Il perdono non cancella la ferita, anzi, quella cicatrice resterà lì per sempre.
La guarderemo: ogni tanto ci farà ancora male, ogni tanto ci ricorderà quel dolore, ci metterà di fronte al cammino che abbiamo dovuto affrontare per non farla sanguinare più così poderosamente, come all’inizio.
Infatti Papa Francesco al numero 251 continua:
Quanti perdonano davvero non dimenticano, ma rinunciano ad essere dominati dalla stessa forza distruttiva che ha fatto loro del male. Spezzano il circolo vizioso, frenano l’avanzare delle forze della distruzione. Decidono di non continuare a inoculare nella società l’energia della vendetta, che prima o poi finisce per ricadere ancora una volta su loro stessi. Infatti, la vendetta non sazia mai veramente l’insoddisfazione delle vittime. Ci sono crimini così orrendi e crudeli, che far soffrire chi li ha commessi non serve per sentire che si è riparato il delitto; e nemmeno basterebbe uccidere il criminale, né si potrebbero trovare torture equiparabili a ciò che ha potuto soffrire la vittima.

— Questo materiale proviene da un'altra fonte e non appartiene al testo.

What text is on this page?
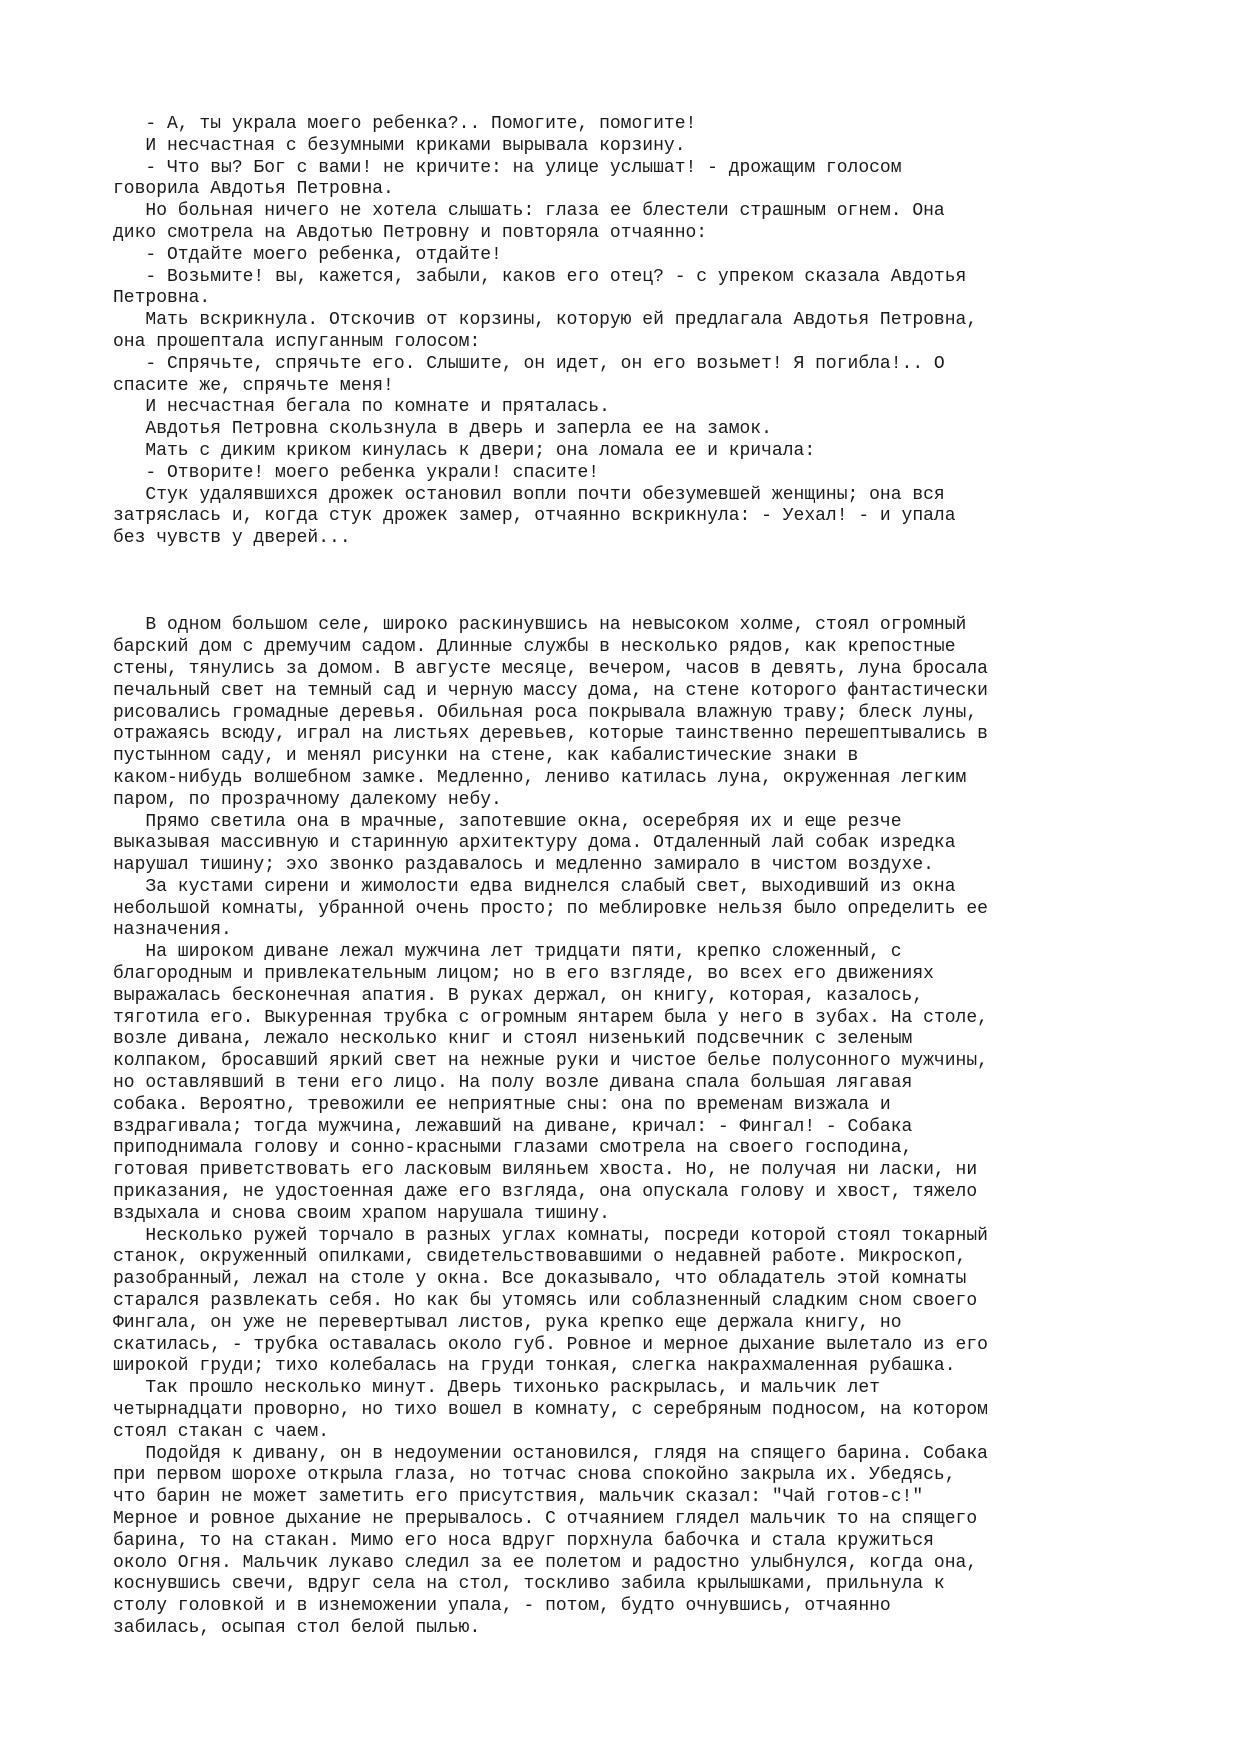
- А, ты украла моего ребенка?.. Помогите, помогите!
И несчастная с безумными криками вырывала корзину.
- Что вы? Бог с вами! не кричите: на улице услышат! - дрожащим голосом
говорила Авдотья Петровна.
Но больная ничего не хотела слышать: глаза ее блестели страшным огнем. Она
дико смотрела на Авдотью Петровну и повторяла отчаянно:
- Отдайте моего ребенка, отдайте!
- Возьмите! вы, кажется, забыли, каков его отец? - с упреком сказала Авдотья
Петровна.
Мать вскрикнула. Отскочив от корзины, которую ей предлагала Авдотья Петровна,
она прошептала испуганным голосом:
- Спрячьте, спрячьте его. Слышите, он идет, он его возьмет! Я погибла!.. О
спасите же, спрячьте меня!
И несчастная бегала по комнате и пряталась.
Авдотья Петровна скользнула в дверь и заперла ее на замок.
Мать с диким криком кинулась к двери; она ломала ее и кричала:
- Отворите! моего ребенка украли! спасите!
Стук удалявшихся дрожек остановил вопли почти обезумевшей женщины; она вся
затряслась и, когда стук дрожек замер, отчаянно вскрикнула: - Уехал! - и упала
без чувств у дверей...
В одном большом селе, широко раскинувшись на невысоком холме, стоял огромный
барский дом с дремучим садом. Длинные службы в несколько рядов, как крепостные
стены, тянулись за домом. В августе месяце, вечером, часов в девять, луна бросала
печальный свет на темный сад и черную массу дома, на стене которого фантастически
рисовались громадные деревья. Обильная роса покрывала влажную траву; блеск луны,
отражаясь всюду, играл на листьях деревьев, которые таинственно перешептывались в
пустынном саду, и менял рисунки на стене, как кабалистические знаки в
каком-нибудь волшебном замке. Медленно, лениво катилась луна, окруженная легким
паром, по прозрачному далекому небу.
Прямо светила она в мрачные, запотевшие окна, осеребряя их и еще резче
выказывая массивную и старинную архитектуру дома. Отдаленный лай собак изредка
нарушал тишину; эхо звонко раздавалось и медленно замирало в чистом воздухе.
За кустами сирени и жимолости едва виднелся слабый свет, выходивший из окна
небольшой комнаты, убранной очень просто; по меблировке нельзя было определить ее
назначения.
На широком диване лежал мужчина лет тридцати пяти, крепко сложенный, с
благородным и привлекательным лицом; но в его взгляде, во всех его движениях
выражалась бесконечная апатия. В руках держал, он книгу, которая, казалось,
тяготила его. Выкуренная трубка с огромным янтарем была у него в зубах. На столе,
возле дивана, лежало несколько книг и стоял низенький подсвечник с зеленым
колпаком, бросавший яркий свет на нежные руки и чистое белье полусонного мужчины,
но оставлявший в тени его лицо. На полу возле дивана спала большая лягавая
собака. Вероятно, тревожили ее неприятные сны: она по временам визжала и
вздрагивала; тогда мужчина, лежавший на диване, кричал: - Фингал! - Собака
приподнимала голову и сонно-красными глазами смотрела на своего господина,
готовая приветствовать его ласковым виляньем хвоста. Но, не получая ни ласки, ни
приказания, не удостоенная даже его взгляда, она опускала голову и хвост, тяжело
вздыхала и снова своим храпом нарушала тишину.
Несколько ружей торчало в разных углах комнаты, посреди которой стоял токарный
станок, окруженный опилками, свидетельствовавшими о недавней работе. Микроскоп,
разобранный, лежал на столе у окна. Все доказывало, что обладатель этой комнаты
старался развлекать себя. Но как бы утомясь или соблазненный сладким сном своего
Фингала, он уже не перевертывал листов, рука крепко еще держала книгу, но
скатилась, - трубка оставалась около губ. Ровное и мерное дыхание вылетало из его
широкой груди; тихо колебалась на груди тонкая, слегка накрахмаленная рубашка.
Так прошло несколько минут. Дверь тихонько раскрылась, и мальчик лет
четырнадцати проворно, но тихо вошел в комнату, с серебряным подносом, на котором
стоял стакан с чаем.
Подойдя к дивану, он в недоумении остановился, глядя на спящего барина. Собака
при первом шорохе открыла глаза, но тотчас снова спокойно закрыла их. Убедясь,
что барин не может заметить его присутствия, мальчик сказал: "Чай готов-с!"
Мерное и ровное дыхание не прерывалось. С отчаянием глядел мальчик то на спящего
барина, то на стакан. Мимо его носа вдруг порхнула бабочка и стала кружиться
около Огня. Мальчик лукаво следил за ее полетом и радостно улыбнулся, когда она,
коснувшись свечи, вдруг села на стол, тоскливо забила крылышками, прильнула к
столу головкой и в изнеможении упала, - потом, будто очнувшись, отчаянно
забилась, осыпая стол белой пылью.
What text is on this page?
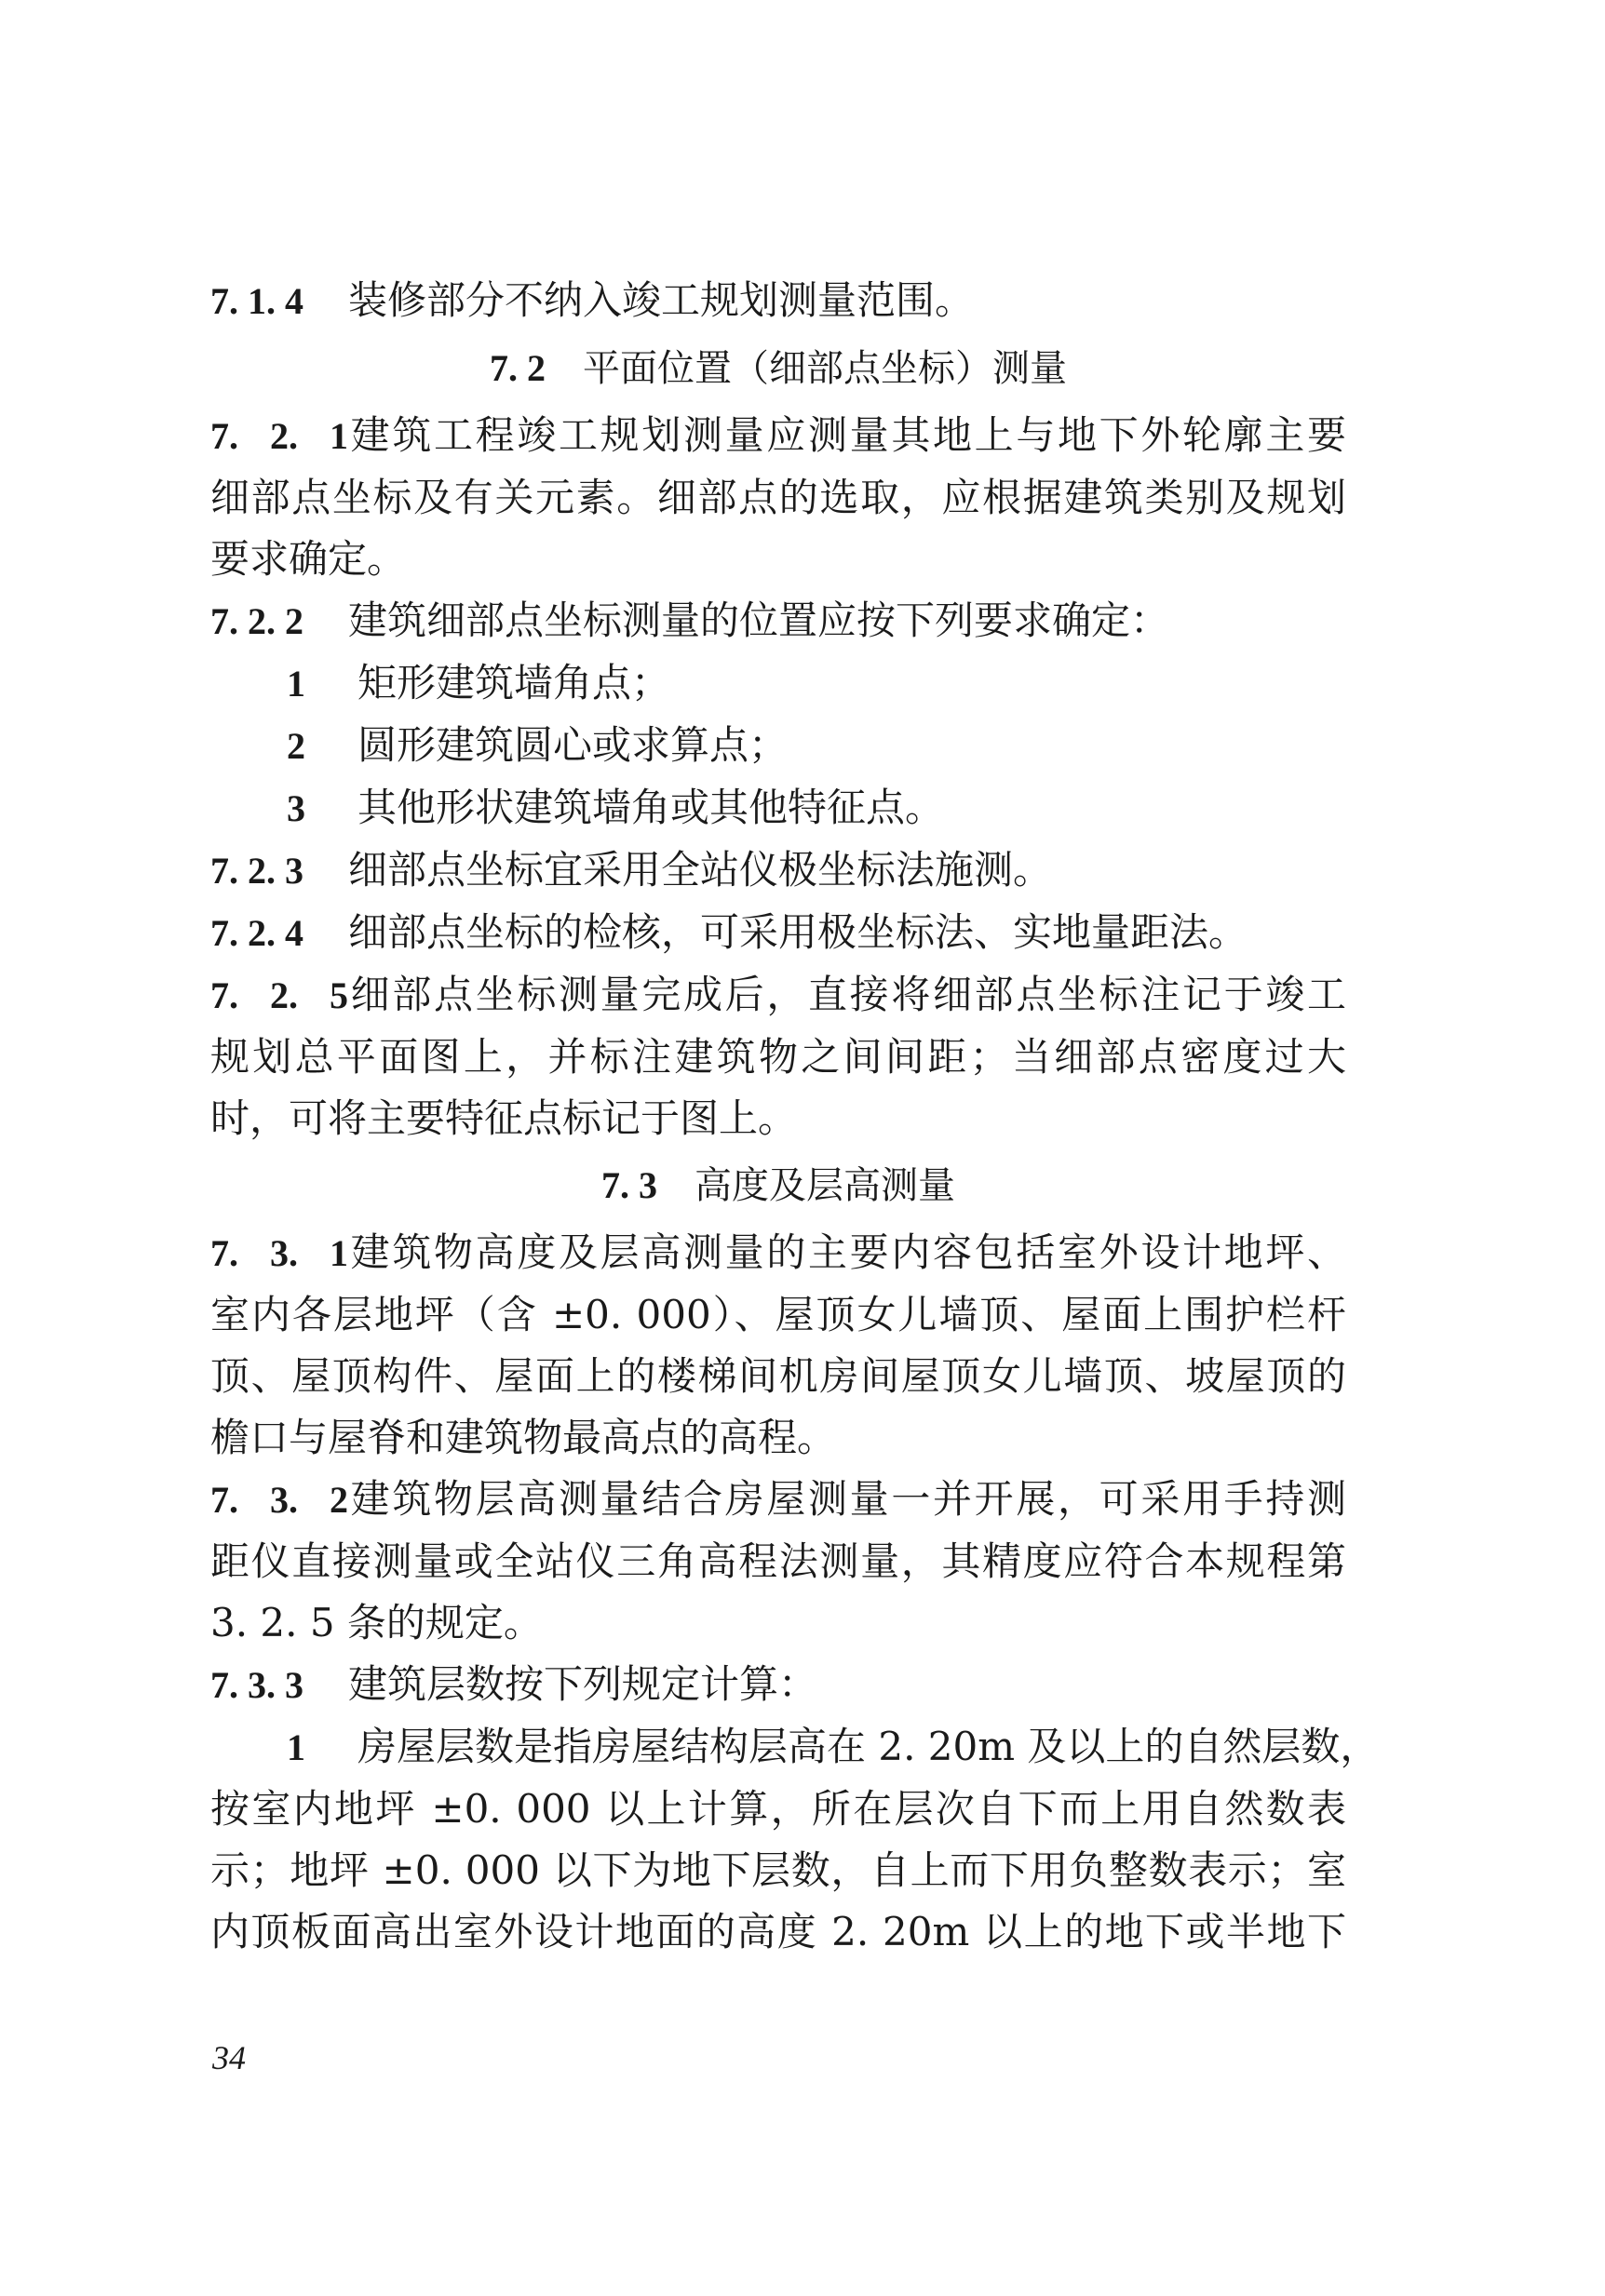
7. 1. 4 装修部分不纳入竣工规划测量范围。
7. 2 平面位置（细部点坐标）测量
7. 2. 1建筑工程竣工规划测量应测量其地上与地下外轮廓主要
细部点坐标及有关元素。细部点的选取，应根据建筑类别及规划
要求确定。
7. 2. 2 建筑细部点坐标测量的位置应按下列要求确定：
1 矩形建筑墙角点；
2 圆形建筑圆心或求算点；
3 其他形状建筑墙角或其他特征点。
7. 2. 3 细部点坐标宜采用全站仪极坐标法施测。
7. 2. 4 细部点坐标的检核，可采用极坐标法、实地量距法。
7. 2. 5细部点坐标测量完成后，直接将细部点坐标注记于竣工
规划总平面图上，并标注建筑物之间间距；当细部点密度过大
时，可将主要特征点标记于图上。
7. 3 高度及层高测量
7. 3. 1建筑物高度及层高测量的主要内容包括室外设计地坪、
室内各层地坪（含 ±0. 000）、屋顶女儿墙顶、屋面上围护栏杆
顶、屋顶构件、屋面上的楼梯间机房间屋顶女儿墙顶、坡屋顶的
檐口与屋脊和建筑物最高点的高程。
7. 3. 2建筑物层高测量结合房屋测量一并开展，可采用手持测
距仪直接测量或全站仪三角高程法测量，其精度应符合本规程第
3. 2. 5 条的规定。
7. 3. 3 建筑层数按下列规定计算：
1 房屋层数是指房屋结构层高在 2. 20m 及以上的自然层数，
按室内地坪 ±0. 000 以上计算，所在层次自下而上用自然数表
示；地坪 ±0. 000 以下为地下层数，自上而下用负整数表示；室
内顶板面高出室外设计地面的高度 2. 20m 以上的地下或半地下
34
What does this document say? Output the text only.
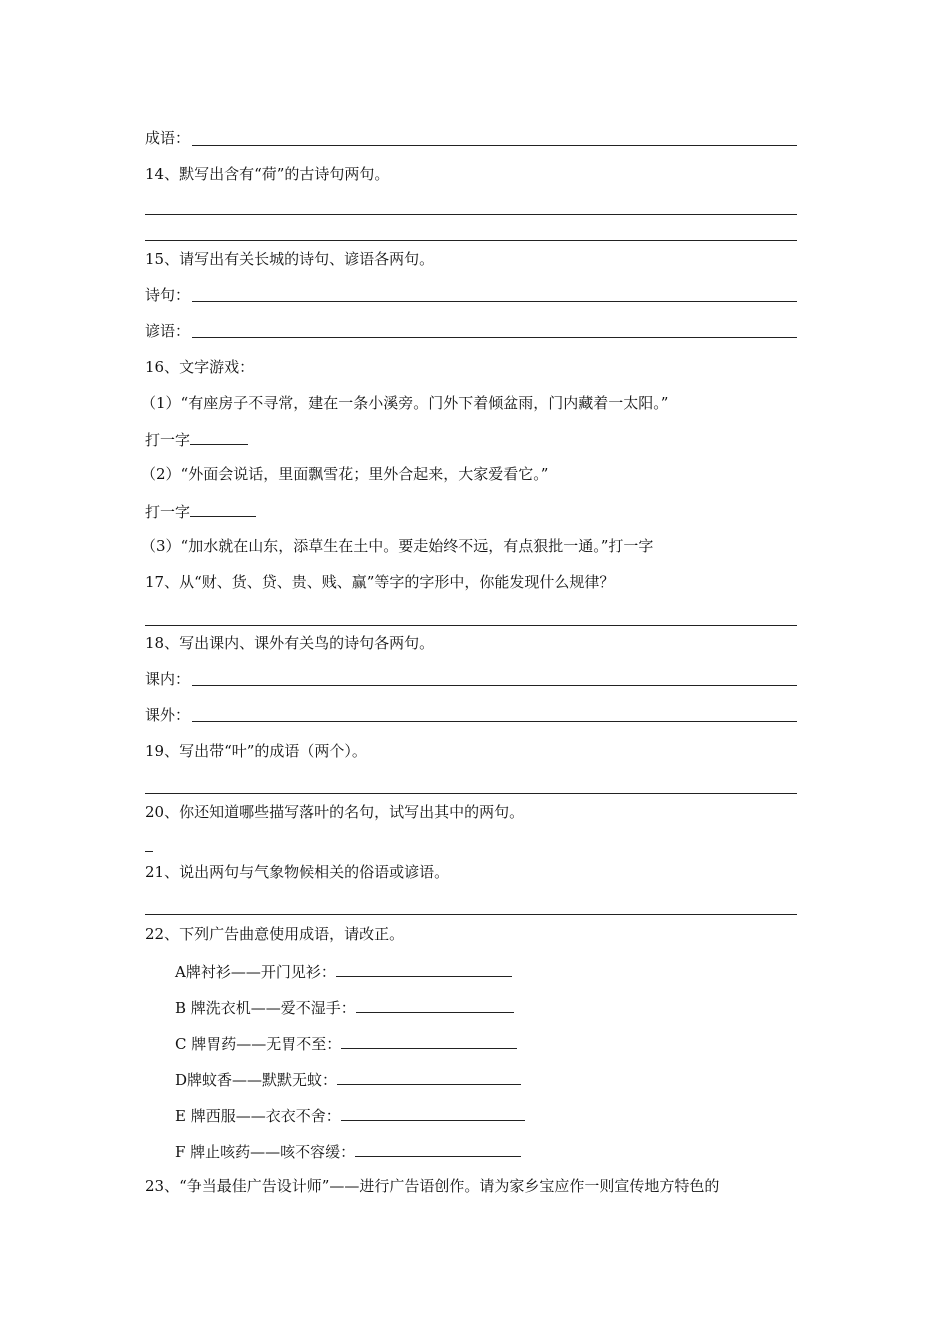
成语：
14、默写出含有“荷”的古诗句两句。
15、请写出有关长城的诗句、谚语各两句。
诗句：
谚语：
16、文字游戏：
（1）“有座房子不寻常，建在一条小溪旁。门外下着倾盆雨，门内藏着一太阳。”
打一字
（2）“外面会说话，里面飘雪花；里外合起来，大家爱看它。”
打一字
（3）“加水就在山东，添草生在土中。要走始终不远，有点狠批一通。”打一字
17、从“财、货、贷、贵、贱、赢”等字的字形中，你能发现什么规律？
18、写出课内、课外有关鸟的诗句各两句。
课内：
课外：
19、写出带“叶”的成语（两个）。
20、你还知道哪些描写落叶的名句，试写出其中的两句。
21、说出两句与气象物候相关的俗语或谚语。
22、下列广告曲意使用成语，请改正。
A牌衬衫——开门见衫：
B 牌洗衣机——爱不湿手：
C 牌胃药——无胃不至：
D牌蚊香——默默无蚊：
E 牌西服——衣衣不舍：
F 牌止咳药——咳不容缓：
23、“争当最佳广告设计师”——进行广告语创作。请为家乡宝应作一则宣传地方特色的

La vendetta non risolve nulla.
A questo punto potremmo dire: sì abbiamo compreso, ma queste parole sono faticose… quasi impossibili…
Come possono essere vissute nella concretezza?
Tutto questo eroismo è solo per alcune persone, Santi specialissimi votati al martirio interiore?
“La crepa e la luce” è un libro che racconta un cammino.
Quello che Gemma Capra, vedova del commissario Calabresi, ha percorso dal giorno dell’omicidio del marito, cinquant’anni fa.
Una strada tortuosa che, partendo dall’umano desiderio di vendetta di una ragazza di 25 anni con due bambini piccoli e un terzo in arrivo, l’ha condotta, non senza fatica, al crescere i suoi figli lontani da ogni tentazione di rancore e rabbia e all’abbracciare, nel tempo e con sempre più determinazione, l’idea del perdono.
Un’intensa e sincera testimonianza sul senso della giustizia e della memoria.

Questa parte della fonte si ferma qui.